R.C.: The life of thee solitary insects is focused on the construction of architectures that will be used as incubators for the next generation. The clay nest consists of a series of cells that form a structure that can even be the size of a fist. After building a cell, the female captures some spiders, paralyses them by stinging them with its venom, and then places them in the nest. Then, it deposits a single larva into a cell and seals it with the barbotine. After completing a group of cells, the wasp leaves and allows the larva to grow by feeding off the spiders until the time comes to leave the cell. How do you interact with the potter wasps while they are building the incubators and while the larvae are growing?
J. H.: Unfortunately, I have never seen a wasp leaving its nest; however, the other day I had the chance to see two wasps collecting clay.
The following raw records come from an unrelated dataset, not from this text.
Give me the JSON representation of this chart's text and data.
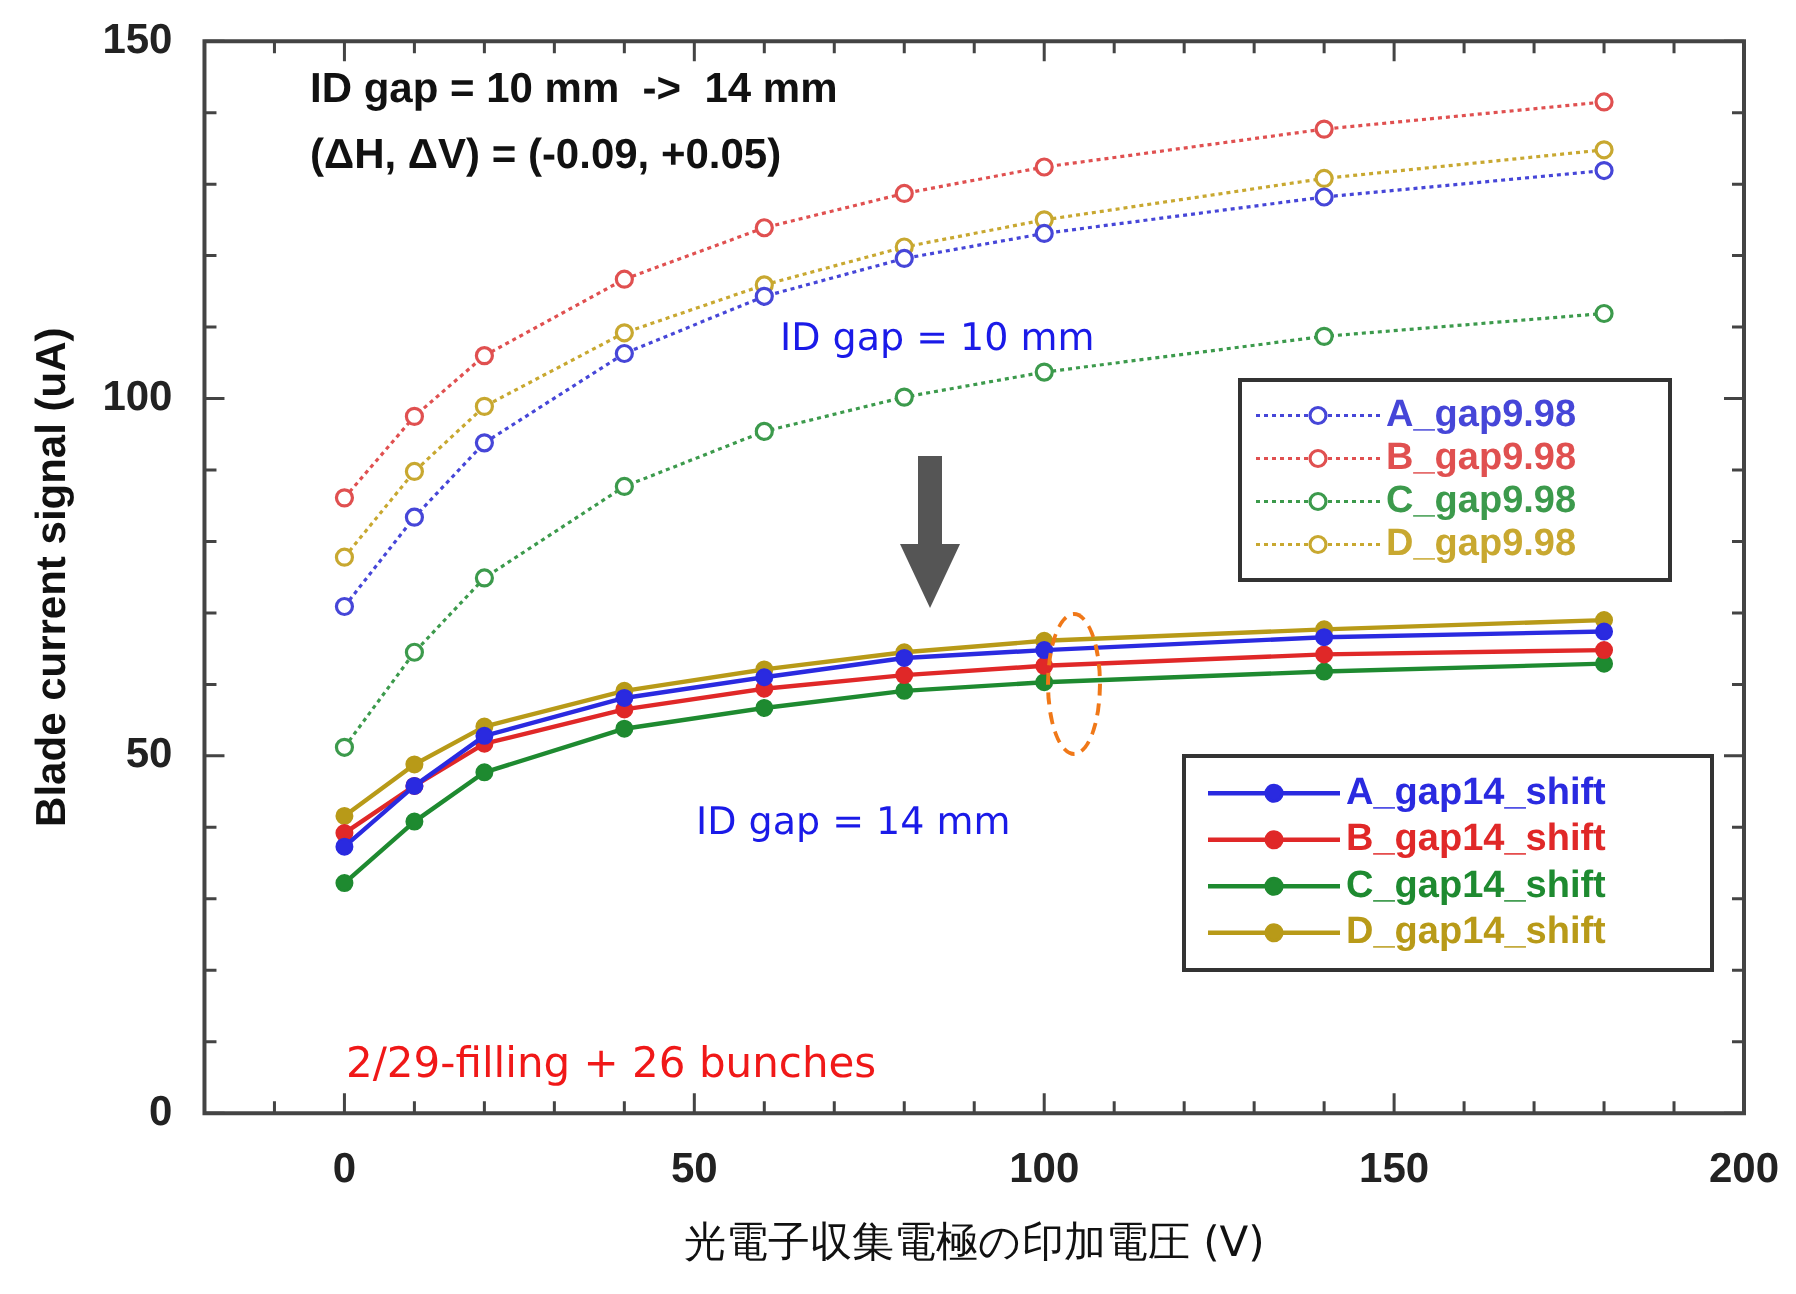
{
  "chart_data": {
    "type": "line",
    "xlabel": "光電子収集電極の印加電圧 (V)",
    "ylabel": "Blade current signal (uA)",
    "x": [
      0,
      10,
      20,
      40,
      60,
      80,
      100,
      140,
      180
    ],
    "xlim": [
      -20,
      200
    ],
    "xticks": [
      {
        "value": -10,
        "label": null
      },
      0,
      {
        "value": 10,
        "label": null
      },
      {
        "value": 20,
        "label": null
      },
      {
        "value": 30,
        "label": null
      },
      {
        "value": 40,
        "label": null
      },
      50,
      {
        "value": 60,
        "label": null
      },
      {
        "value": 70,
        "label": null
      },
      {
        "value": 80,
        "label": null
      },
      {
        "value": 90,
        "label": null
      },
      100,
      {
        "value": 110,
        "label": null
      },
      {
        "value": 120,
        "label": null
      },
      {
        "value": 130,
        "label": null
      },
      {
        "value": 140,
        "label": null
      },
      150,
      {
        "value": 160,
        "label": null
      },
      {
        "value": 170,
        "label": null
      },
      {
        "value": 180,
        "label": null
      },
      {
        "value": 190,
        "label": null
      },
      200
    ],
    "ylim": [
      0,
      150
    ],
    "yticks": [
      0,
      {
        "value": 10,
        "label": null
      },
      {
        "value": 20,
        "label": null
      },
      {
        "value": 30,
        "label": null
      },
      {
        "value": 40,
        "label": null
      },
      50,
      {
        "value": 60,
        "label": null
      },
      {
        "value": 70,
        "label": null
      },
      {
        "value": 80,
        "label": null
      },
      {
        "value": 90,
        "label": null
      },
      100,
      {
        "value": 110,
        "label": null
      },
      {
        "value": 120,
        "label": null
      },
      {
        "value": 130,
        "label": null
      },
      {
        "value": 140,
        "label": null
      },
      150
    ],
    "grid": false,
    "legend": "right",
    "marker": "circle",
    "series": [
      {
        "name": "A_gap9.98",
        "color": "#4646d8",
        "line_style": "dotted",
        "values": [
          70.9,
          83.4,
          93.8,
          106.3,
          114.3,
          119.6,
          123.1,
          128.2,
          131.9
        ]
      },
      {
        "name": "B_gap9.98",
        "color": "#e05050",
        "line_style": "dotted",
        "values": [
          86.1,
          97.5,
          106.0,
          116.7,
          123.9,
          128.7,
          132.4,
          137.7,
          141.5
        ]
      },
      {
        "name": "C_gap9.98",
        "color": "#3c9a4c",
        "line_style": "dotted",
        "values": [
          51.2,
          64.5,
          74.9,
          87.7,
          95.4,
          100.2,
          103.7,
          108.7,
          111.9
        ]
      },
      {
        "name": "D_gap9.98",
        "color": "#c8a830",
        "line_style": "dotted",
        "values": [
          77.8,
          89.8,
          98.9,
          109.2,
          115.9,
          121.2,
          125.0,
          130.8,
          134.8
        ]
      },
      {
        "name": "A_gap14_shift",
        "color": "#2a2ae0",
        "line_style": "solid",
        "values": [
          37.3,
          45.8,
          52.8,
          58.1,
          61.0,
          63.7,
          64.8,
          66.6,
          67.4
        ]
      },
      {
        "name": "B_gap14_shift",
        "color": "#e02828",
        "line_style": "solid",
        "values": [
          39.2,
          45.8,
          51.7,
          56.5,
          59.4,
          61.3,
          62.6,
          64.2,
          64.8
        ]
      },
      {
        "name": "C_gap14_shift",
        "color": "#1e8a30",
        "line_style": "solid",
        "values": [
          32.2,
          40.8,
          47.7,
          53.8,
          56.7,
          59.1,
          60.3,
          61.8,
          62.9
        ]
      },
      {
        "name": "D_gap14_shift",
        "color": "#b89a18",
        "line_style": "solid",
        "values": [
          41.6,
          48.8,
          54.1,
          59.1,
          62.1,
          64.5,
          66.1,
          67.7,
          69.0
        ]
      }
    ],
    "annotations": [
      "ID gap = 10 mm  ->  14 mm",
      "(ΔH, ΔV) = (-0.09, +0.05)",
      "ID gap = 10 mm",
      "ID gap = 14 mm",
      "2/29-filling + 26 bunches"
    ]
  }
}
R.C.: Your work with the potter wasps also reminds me of the techniques of many fluxus artists who have made collecting – the collection and exhibition of objects – their own work, i.e., a way of doing art.
J.H.: In this case, like other artists, I feel like a collector. I liked the idea of preserving these nests knowing that they were built by the wasps: collecting is a way of ordering and taking care of things that we are passionate about. The nests made a big impression on me and so I created a coherent and exclusive collection consisting only of nests.
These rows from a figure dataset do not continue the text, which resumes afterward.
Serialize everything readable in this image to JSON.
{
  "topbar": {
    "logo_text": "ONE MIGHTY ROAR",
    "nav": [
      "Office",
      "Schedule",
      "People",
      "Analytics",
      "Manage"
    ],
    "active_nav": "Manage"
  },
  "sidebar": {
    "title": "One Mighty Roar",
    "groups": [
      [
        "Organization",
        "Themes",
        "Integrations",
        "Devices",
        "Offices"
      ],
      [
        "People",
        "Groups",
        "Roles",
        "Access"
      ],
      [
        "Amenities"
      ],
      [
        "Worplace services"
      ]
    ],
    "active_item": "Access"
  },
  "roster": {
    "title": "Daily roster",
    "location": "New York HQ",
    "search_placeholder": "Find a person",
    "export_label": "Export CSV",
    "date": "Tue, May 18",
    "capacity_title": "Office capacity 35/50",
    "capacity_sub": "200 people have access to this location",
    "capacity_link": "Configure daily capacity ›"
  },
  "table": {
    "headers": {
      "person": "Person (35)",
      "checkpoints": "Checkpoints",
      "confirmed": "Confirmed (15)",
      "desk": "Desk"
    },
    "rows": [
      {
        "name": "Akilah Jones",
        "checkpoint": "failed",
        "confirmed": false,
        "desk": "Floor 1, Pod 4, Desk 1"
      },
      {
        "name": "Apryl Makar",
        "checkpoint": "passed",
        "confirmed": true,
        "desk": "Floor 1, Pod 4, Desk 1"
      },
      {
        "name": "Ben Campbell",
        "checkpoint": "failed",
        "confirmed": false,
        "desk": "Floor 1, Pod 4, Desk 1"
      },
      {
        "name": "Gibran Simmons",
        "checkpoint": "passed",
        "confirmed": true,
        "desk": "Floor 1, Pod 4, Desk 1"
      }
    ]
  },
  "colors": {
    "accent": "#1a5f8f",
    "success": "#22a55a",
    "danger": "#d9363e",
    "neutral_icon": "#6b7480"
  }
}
R.C.: You came from Colombia to Albisola to make ceramic objects and, together with us, you also made prototypes for Andrea Branzi, Michelangelo Pistoletto, Franco Raggi, Giuseppe Chiari, Alberto Garutti, and Corrado Levi and now you have been working for some time with potter wasps. You relationship with the potter wasps reminds me of the usual relationship between artists and artisans: you make the wasps do what we in general define as the artisan work. But, do you let the wasps make what they want, or did you ever end up changing the shape of their architectures?
J.H.: I take the nests and use them just as they are, I have no right to change this type of construction.

R.C.: Your action – taking the nest of raw clay from its context and then firing it –also has a distancing effect: the transformation of the potter wasps’ architecture into a man-based structure that allows us to change the way to view an object that has always been seen in another way. This effect seems to be the purpose of your sculptures and is what I appreciate the most. Do you feel the same way?
J.H.: Some time ago I was surfing the Internet and ended up in a blog where someone asked everyone else: “How can I get rid of the wasp nests in my house?” After reading this question I immediately asked myself why this person had not seen what I had seen. Why do they want to destroy it? I decided to fire the nests also so that others would find out about them. The potter wasp makes us downsize our perspective on things and puts us in a more realistic order, which is also good for us. I don’t think that the wasps have learned from us: it’s more likely that we have taken their architectures as an example.

R.C.: How many potter wasps have you worked with?
J.H.: I began this collection in Albisola but now I’m collecting nests on the hillside, in Stella, and close to a stream there too. However, the clay is different, it has another colour. The potter wasps have helped me to see the different types of local clay. I have also found nests made with two or three different types of clay, including a white clay that I had already worked that they decided to use. In other words, the potter wasps test the clay and choose the one with the right amount of moisture for their needs.

R.C.: Have any of the architectures that you took from the environment not been fired, i.e., have they avoided becoming part of your “making a sculpture”?
J.H.: I haven’t fired the last nests that I found. I’m waiting until after the winter because larvae are growing inside and I would like them to become adults.